Is there a way to move all user interaction that occurs during a release upgrade to the end of the upgrade process?
As it currently stands, the Ubuntu upgrade process will be interrupted whenever some user interaction is required. In particular, whenever Ubuntu tries to upgrade a package, and finds that I have modified some configuration file that belongs to that package, it will ask me what to do. This behavior is quite annoying.

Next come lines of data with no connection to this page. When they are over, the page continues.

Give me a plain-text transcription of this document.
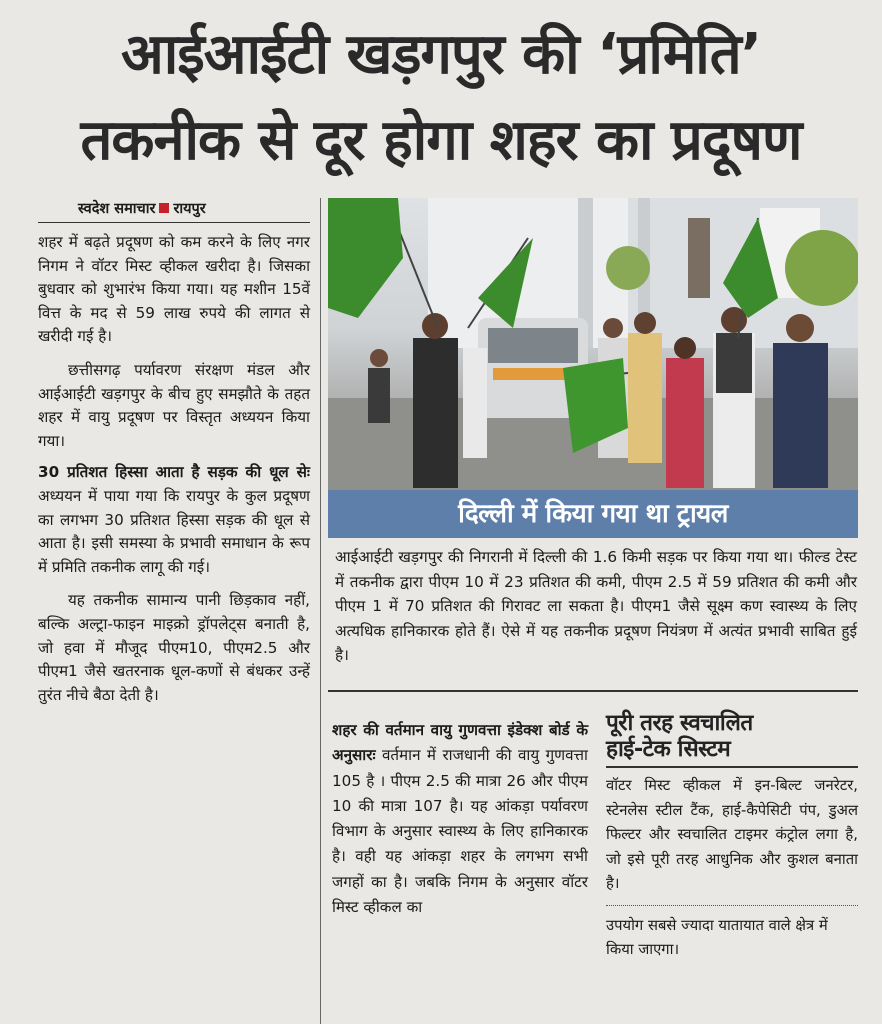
आईआईटी खड़गपुर की ‘प्रमिति’
तकनीक से दूर होगा शहर का प्रदूषण
स्वदेश समाचार रायपुर

शहर में बढ़ते प्रदूषण को कम करने के लिए नगर निगम ने वॉटर मिस्ट व्हीकल खरीदा है। जिसका बुधवार को शुभारंभ किया गया। यह मशीन 15वें वित्त के मद से 59 लाख रुपये की लागत से खरीदी गई है।

छत्तीसगढ़ पर्यावरण संरक्षण मंडल और आईआईटी खड़गपुर के बीच हुए समझौते के तहत शहर में वायु प्रदूषण पर विस्तृत अध्ययन किया गया।

30 प्रतिशत हिस्सा आता है सड़क की धूल सेः अध्ययन में पाया गया कि रायपुर के कुल प्रदूषण का लगभग 30 प्रतिशत हिस्सा सड़क की धूल से आता है। इसी समस्या के प्रभावी समाधान के रूप में प्रमिति तकनीक लागू की गई।

यह तकनीक सामान्य पानी छिड़काव नहीं, बल्कि अल्ट्रा-फाइन माइक्रो ड्रॉपलेट्स बनाती है, जो हवा में मौजूद पीएम10, पीएम2.5 और पीएम1 जैसे खतरनाक धूल-कणों से बंधकर उन्हें तुरंत नीचे बैठा देती है।

दिल्ली में किया गया था ट्रायल
आईआईटी खड़गपुर की निगरानी में दिल्ली की 1.6 किमी सड़क पर किया गया था। फील्ड टेस्ट में तकनीक द्वारा पीएम 10 में 23 प्रतिशत की कमी, पीएम 2.5 में 59 प्रतिशत की कमी और पीएम 1 में 70 प्रतिशत की गिरावट ला सकता है। पीएम1 जैसे सूक्ष्म कण स्वास्थ्य के लिए अत्यधिक हानिकारक होते हैं। ऐसे में यह तकनीक प्रदूषण नियंत्रण में अत्यंत प्रभावी साबित हुई है।
शहर की वर्तमान वायु गुणवत्ता इंडेक्श बोर्ड के अनुसारः वर्तमान में राजधानी की वायु गुणवत्ता 105 है । पीएम 2.5 की मात्रा 26 और पीएम 10 की मात्रा 107 है। यह आंकड़ा पर्यावरण विभाग के अनुसार स्वास्थ्य के लिए हानिकारक है। वही यह आंकड़ा शहर के लगभग सभी जगहों का है। जबकि निगम के अनुसार वॉटर मिस्ट व्हीकल का
पूरी तरह स्वचालित
हाई-टेक सिस्टम
वॉटर मिस्ट व्हीकल में इन-बिल्ट जनरेटर, स्टेनलेस स्टील टैंक, हाई-कैपेसिटी पंप, डुअल फिल्टर और स्वचालित टाइमर कंट्रोल लगा है, जो इसे पूरी तरह आधुनिक और कुशल बनाता है।
उपयोग सबसे ज्यादा यातायात वाले क्षेत्र में किया जाएगा।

I cannot launch the update and go away, because sooner or later there will be a popup and the upgrade utility won't do anything until I click somewhere. (The questions make sense.1 I do not criticize the questions per se, but the way the upgrade utility goes about asking them.)
Could Ubuntu not simply perform all the package upgrades, as it is going to anyway, and then, at the very end, display one single pop-up with a list of all those questions, so that I can simply check them off one by one?
Bulk-moving all these questions to the end of the upgrade process would be so much more efficient. It would allow me to launch an upgrade in the evening, come back in the morning, and take care of all those little details in one sweep. Technically it shouldn't be a problem at all. The upgrade utility can easily keep track of which files it is going to ask me about. It could even do it on the run, adding questions to the pop-up as it goes, so that users who like the current behavior can stick with it, but the upgrade process won't get interrupted if a user doesn't answer right away.
Summing up, is there a way to move all those questions to the end? If not, is there a reason for this behavior? Generally, would bulk-moving all those questions to the end of the installation process be a good idea? Should I make a feature request?
Should there not be such a feature, and if the question stirs enough interest, I will definitely make a feature request, and we'll see what the devs have to say. :)
1 On the one hand, if I'm running a server with a lot of customized configuration files, I don't want an upgrade to remove them or mess them up. On the other hand, configuration file formats may change, and so with package updates my customized configuration files may need manual massaging.